Geographic footprint matters for practical reasons: NCT03656926 reports 20 study locations spanning 12 distinct geographic areas — top geographies include California, Florida, Maryland. A larger site network tends to correlate with broader recruitment capacity, but it does not imply anything about study quality, and site-level enrollment status can diverge from the overall registry status shown above. Every data point on this page comes from the public ClinicalTrials.gov dataset and is reproduced here for reference only; it is not a medical recommendation, an endorsement of the sponsor, or an invitation to enroll. Verify current status, eligibility criteria, and contact details directly at ClinicalTrials.gov, and discuss any participation decision with your own healthcare provider.
Frequently Asked Questions
What is clinical trial NCT03656926 about?
NCT03656926 is a clinical study titled "Efficacy + Safety of Liposome Cyclosporine A to Treat Bronchiolitis Obliterans Post Double Lung Transplant (BOSTON-2)". The objective of this trial was to assess the efficacy and safety of aerosolized liposomal cyclosporine A (L-CsA) as add-on therapy to standard of care (SoC) as compared to SoC alone in double lung transplant (DLT) recipients with chronic lung allograft dysfunction (CLAD)-bronchiolitis obliterans sy...
What is the current status of trial NCT03656926?
This trial is currently completed. It is a Phase 3 study. The enrollment target is 169 participants. The study started on 2019-03-26. Estimated completion is 2024-03-12.
What conditions does trial NCT03656926 study?
This clinical trial studies the following conditions: Bronchiolitis Obliterans, Lung Transplant; Complications, Lung Transplant Rejection, Chronic Lung Allograft Dysfunction, Lung Transplant Failure and Rejection. These conditions were identified from the trial registry and reflect the primary focus areas of the research.
What interventions are being tested in trial NCT03656926?
The interventions under investigation include: Standard of Care (DRUG), Liposomal Cyclosporine A (DRUG). Each intervention is being evaluated for safety and efficacy as part of this clinical study.
Who is sponsoring clinical trial NCT03656926?
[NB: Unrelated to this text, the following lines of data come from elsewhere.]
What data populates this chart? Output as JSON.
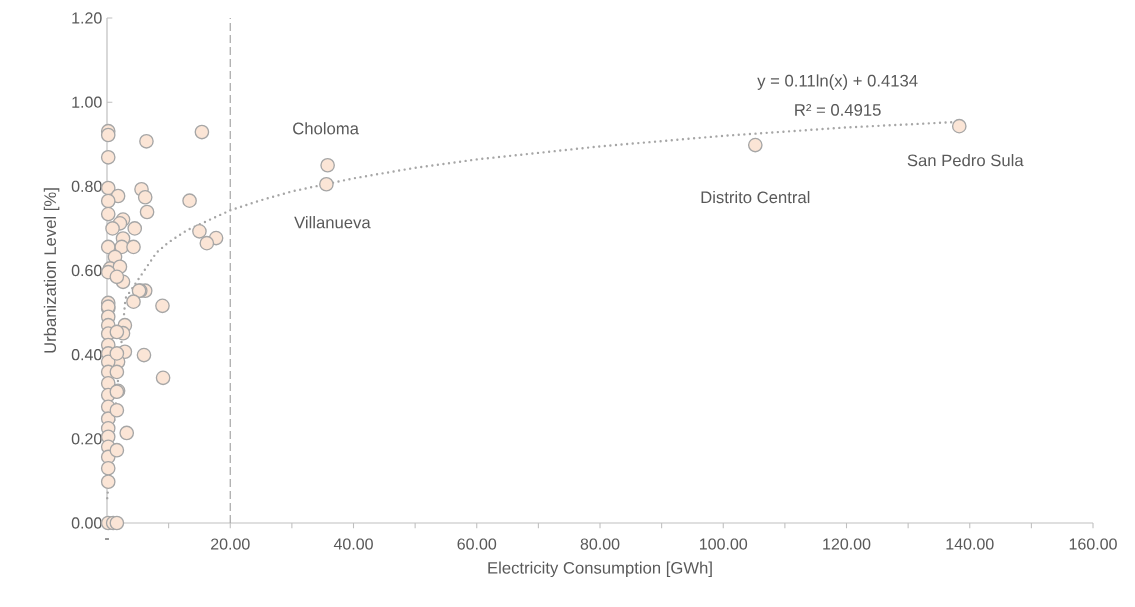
{
  "chart_data": {
    "type": "scatter",
    "xlabel": "Electricity Consumption [GWh]",
    "ylabel": "Urbanization Level [%]",
    "xlim": [
      0,
      160
    ],
    "ylim": [
      0,
      1.2
    ],
    "xticks": [
      {
        "value": 0,
        "label": "-"
      },
      {
        "value": 10,
        "label": null
      },
      {
        "value": 20,
        "label": "20.00"
      },
      {
        "value": 30,
        "label": null
      },
      {
        "value": 40,
        "label": "40.00"
      },
      {
        "value": 50,
        "label": null
      },
      {
        "value": 60,
        "label": "60.00"
      },
      {
        "value": 70,
        "label": null
      },
      {
        "value": 80,
        "label": "80.00"
      },
      {
        "value": 90,
        "label": null
      },
      {
        "value": 100,
        "label": "100.00"
      },
      {
        "value": 110,
        "label": null
      },
      {
        "value": 120,
        "label": "120.00"
      },
      {
        "value": 130,
        "label": null
      },
      {
        "value": 140,
        "label": "140.00"
      },
      {
        "value": 150,
        "label": null
      },
      {
        "value": 160,
        "label": "160.00"
      }
    ],
    "yticks": [
      {
        "value": 0,
        "label": "0.00"
      },
      {
        "value": 0.2,
        "label": "0.20"
      },
      {
        "value": 0.4,
        "label": "0.40"
      },
      {
        "value": 0.6,
        "label": "0.60"
      },
      {
        "value": 0.8,
        "label": "0.80"
      },
      {
        "value": 1.0,
        "label": "1.00"
      },
      {
        "value": 1.2,
        "label": "1.20"
      }
    ],
    "ref_lines": [
      {
        "axis": "x",
        "value": 20,
        "color": "#a6a6a6",
        "line_style": "dashed"
      }
    ],
    "annotations": [
      {
        "text": "Choloma",
        "x": 35.8,
        "y": 0.85
      },
      {
        "text": "Villanueva",
        "x": 35.6,
        "y": 0.805
      },
      {
        "text": "Distrito Central",
        "x": 105.2,
        "y": 0.898
      },
      {
        "text": "San Pedro Sula",
        "x": 138.3,
        "y": 0.943
      },
      "y = 0.11ln(x) + 0.4134",
      "R² = 0.4915"
    ],
    "series": [
      {
        "type": "scatter",
        "color": "#fbe5d6",
        "marker": "circle",
        "x": [
          138.3,
          105.2,
          35.8,
          35.6,
          15.4,
          13.4,
          15.0,
          17.7,
          16.2,
          6.4,
          5.6,
          6.2,
          6.5,
          6.2,
          5.4,
          9.0,
          6.0,
          9.1,
          0.2,
          0.2,
          0.2,
          0.2,
          1.8,
          0.2,
          0.2,
          2.6,
          2.1,
          0.9,
          4.5,
          0.2,
          2.6,
          2.4,
          4.3,
          1.3,
          0.5,
          2.1,
          0.2,
          2.6,
          1.6,
          5.2,
          4.3,
          0.2,
          0.2,
          2.9,
          2.6,
          2.9,
          3.2,
          1.8,
          1.8,
          0.2,
          0.2,
          0.2,
          0.2,
          0.2,
          0.2,
          0.2,
          0.2,
          0.2,
          0.2,
          0.2,
          0.2,
          0.2,
          0.2,
          0.2,
          0.2,
          0.2,
          0.2,
          1.6,
          1.6,
          1.6,
          1.6,
          1.6,
          1.6,
          0.2,
          1.0,
          1.6
        ],
        "values": [
          0.943,
          0.898,
          0.85,
          0.805,
          0.929,
          0.766,
          0.693,
          0.677,
          0.665,
          0.907,
          0.793,
          0.774,
          0.739,
          0.552,
          0.552,
          0.516,
          0.399,
          0.345,
          0.931,
          0.922,
          0.869,
          0.796,
          0.777,
          0.765,
          0.734,
          0.721,
          0.712,
          0.7,
          0.7,
          0.656,
          0.676,
          0.656,
          0.656,
          0.632,
          0.605,
          0.609,
          0.596,
          0.573,
          0.585,
          0.552,
          0.526,
          0.523,
          0.51,
          0.47,
          0.451,
          0.407,
          0.214,
          0.314,
          0.383,
          0.514,
          0.49,
          0.47,
          0.45,
          0.423,
          0.403,
          0.383,
          0.359,
          0.332,
          0.304,
          0.276,
          0.248,
          0.225,
          0.205,
          0.181,
          0.157,
          0.13,
          0.098,
          0.454,
          0.403,
          0.359,
          0.312,
          0.268,
          0.173,
          0,
          0,
          0
        ]
      },
      {
        "type": "line",
        "color": "#a6a6a6",
        "line_style": "dotted",
        "marker": "none",
        "x": [
          0.04,
          3,
          8,
          10,
          13,
          20,
          25,
          30,
          40,
          50,
          60,
          80,
          100,
          120,
          138
        ],
        "values": [
          0.059,
          0.534,
          0.642,
          0.667,
          0.696,
          0.743,
          0.767,
          0.788,
          0.819,
          0.844,
          0.864,
          0.895,
          0.92,
          0.94,
          0.953
        ]
      }
    ]
  }
}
This trial is sponsored by Zambon SpA, which has 2 total clinical trials registered on ClinicalTrials.gov. The sponsor is responsible for the study's design, funding, and regulatory compliance.
Where is trial NCT03656926 being conducted?
This trial has 20 study locations across Arizona, California, Florida, Indiana, Kentucky. Contact the study sites directly through ClinicalTrials.gov for enrollment availability.
Learn More About Clinical Trials
How Clinical Trials Work
Understand phases 1-4, trial design, randomization, and the informed consent process.
Patient Rights in Clinical Trials
Your rights as a participant: consent, withdrawal, privacy, and who to contact.
Finding the Right Clinical Trial
A practical guide to searching trials, understanding eligibility, and evaluating options.
All Guides
Browse our complete library of clinical trial educational resources.
Read our methodology — how this data is sourced, computed, and verified.